In a large resealable bag, whisk together the smoked paprika, onion powder, garlic powder, the remaining ¼ teaspoon sea salt, and the coconut sugar. Add the sliced mushrooms, seal the bag, and toss to coat.
In a large nonstick skillet, heat the olive oil over medium heat. Add the garlic and sauté for 30 seconds, or until just beginning to soften. Add the seasoned mushrooms and cook for 5 minutes, stirring frequently.

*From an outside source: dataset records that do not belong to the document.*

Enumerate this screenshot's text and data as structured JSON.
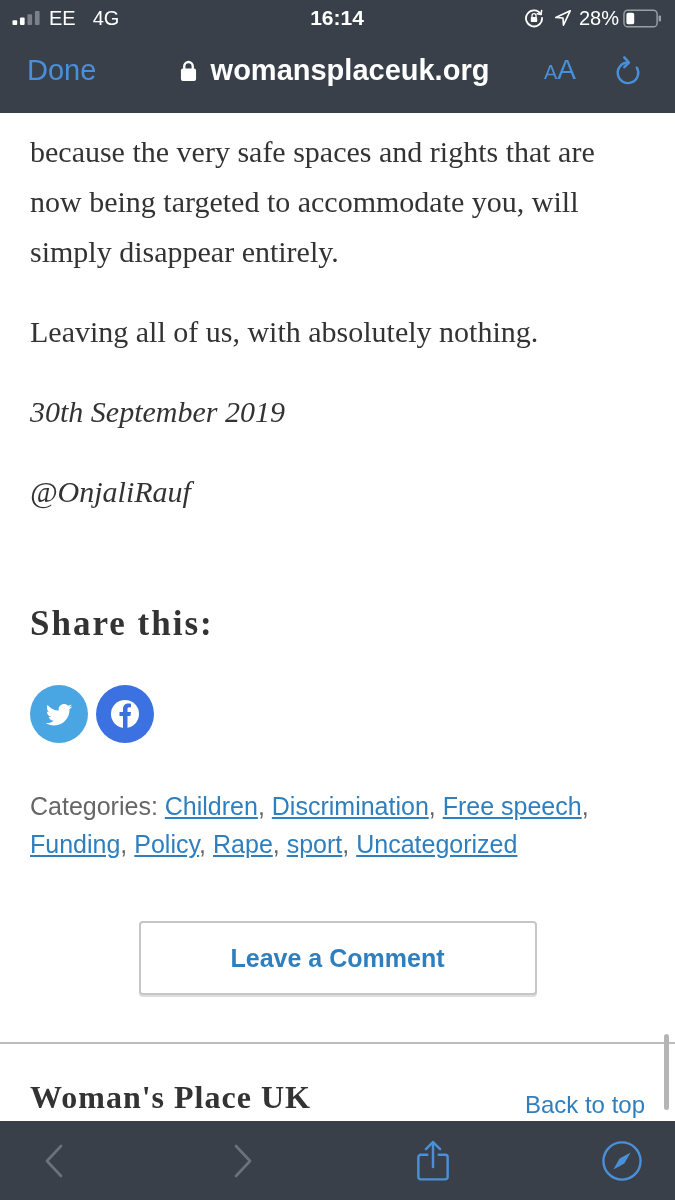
{
  "status_bar": {
    "carrier": "EE",
    "network": "4G",
    "time": "16:14",
    "battery": "28%"
  },
  "nav_bar": {
    "done": "Done",
    "secure": true,
    "url": "womansplaceuk.org",
    "text_size": "AA"
  },
  "article": {
    "paragraphs": [
      {
        "kind": "body",
        "text": "because the very safe spaces and rights that are now being targeted to accommodate you, will simply disappear entirely."
      },
      {
        "kind": "body",
        "text": "Leaving all of us, with absolutely nothing."
      },
      {
        "kind": "date",
        "text": "30th September 2019"
      },
      {
        "kind": "handle",
        "text": "@OnjaliRauf"
      }
    ]
  },
  "share": {
    "heading": "Share this:",
    "buttons": [
      {
        "kind": "twitter"
      },
      {
        "kind": "facebook"
      }
    ]
  },
  "categories": {
    "label": "Categories:",
    "separator": ",",
    "links": [
      "Children",
      "Discrimination",
      "Free speech",
      "Funding",
      "Policy",
      "Rape",
      "sport",
      "Uncategorized"
    ]
  },
  "comment_button": "Leave a Comment",
  "footer": {
    "title": "Woman's Place UK",
    "back_to_top": "Back to top"
  },
  "toolbar": {
    "buttons": [
      {
        "kind": "back",
        "disabled": true
      },
      {
        "kind": "forward",
        "disabled": true
      },
      {
        "kind": "share",
        "disabled": false
      },
      {
        "kind": "compass",
        "disabled": false
      }
    ]
  }
}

In a medium bowl, whisk together the barbecue sauce and water. Pour over the mushrooms, cover, reduce the heat to medium-low, and simmer for 10 minutes, or until firm-tender, stirring occasionally. Remove the lid and continue to cook for another 5 minutes, or until most of the liquid has absorbed and the mushrooms lose most of their glossy sheen, stirring occasionally. Season with more sea salt to taste.
Meanwhile, heat a small skillet over medium-high heat and warm the tortillas, one at a time, for 10–20 seconds on each side, or until softened. Wrap in foil to keep warm until ready to serve.
Spoon a bit of the BBQ portobellos into each warm tortilla. Drizzle with more barbecue sauce, to taste. Top with the pickled cucumbers, scallions, cilantro (if using), and sesame seeds (if using).